C’est un saut dans le vide pour Sean Price Williams. Après une longue carrière en tant que Directeur de la photographie, notamment pour les frères Safdie, le cinéaste américain se lance dans une première réalisation avec The sweet east, douce traversée de l’Amérique peuplée d’étranges personnages.
Tout bon conte débute par le schéma classique des tumultes adolescentes. Nous voilà dans le car en voyage scolaire à Washington. Une expédition qui rime avec bonne humeur, blagues salaces et fête à foison mais le réalisateur s’éloigne du schéma narratif en évitant toute exposition prolongée. L’intrigue prend de l’ampleur lorsque les lycéen·nes se rendent un soir dans un bar de la ville et se retrouvent aux prises avec un tireur persuadé que des activités pédophiles ont lieu dans le sous-sol. Dans la cohue et la peur, Lillian abandonne ses camarades pour suivre un mystérieux personnage à travers un réseau de tunnels souterrains. Les motifs d’Alice au pays des merveilles prennent de forme. L’épopée extraordinaire de notre héroïne à travers la côte est des États-Unis peut débuter.

Les chapeliers fous
Tout le récit de Nick Pinkerton s’articule autour des rencontres que fait Lillian durant son périple. En suivant ce jeune homme à l’allure punk rock, elle atterrit dans un premier terrier rempli d’artistes qui carburent aux substances illicites. Quelques discussions gênantes et un pénis clouté plus tard, son errance la conduit à un rassemblement de suprémacistes blancs. C’est là qu’elle attire sans le vouloir l’attention de Lawrence, un érudit étonnamment vertueux et charismatique. Cette seconde partie est certainement la plus développée, drôle et intéressante à suivre. Après son rôle d’ancienne star du porno dans Red Rocket, Simon Rex fait une nouvelle fois preuve de talent et de second degré pour incarner ce Tanguy un peu gauche. Il échappe notamment au stéréotype du suprémaciste à la masculinité crade en manifestant un besoin protecteur sincère envers Lillian.

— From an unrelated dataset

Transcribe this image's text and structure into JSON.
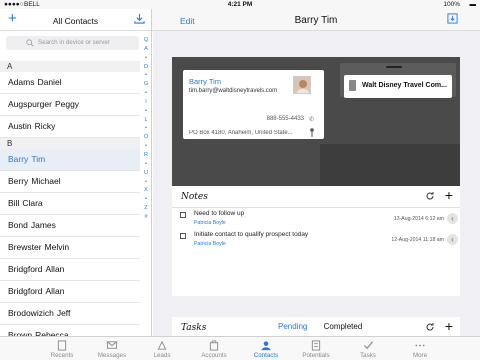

Le voyage à travers l’Amérique amène Lillian à faire tout un tas de rencontres et de côtoyer toute une variété de sous-cultures et de communautés. On passe donc aisément des adeptes naïfs de théories du complot aux néo-nazis, en passant par les cinéastes indépendants exubérants de New York, des militants islamiques sexuellement réprimés et même les ordres monastiques. Sean Price Williams se permet toutes les folies avec un curseur qui va toujours plus loin. Chaque rencontre comporte son lot de surprises.

Maux et merveilles
Contrairement au personnage d’Alice au pays des Merveilles, Lillian n’est pas du tout crédule. Timide certes, mais bien consciente des gens qui l’entourent. Au cours du récit, elle révèle une capacité d’adaptation à son environnement. The Sweet East se fait le tableau surréaliste de la dichotomie américaine contemporaine entre le rêve et cauchemar. Dans ce récit, l’identité est une construction fluide que Lillian manipule habilement comme un outil stratégique.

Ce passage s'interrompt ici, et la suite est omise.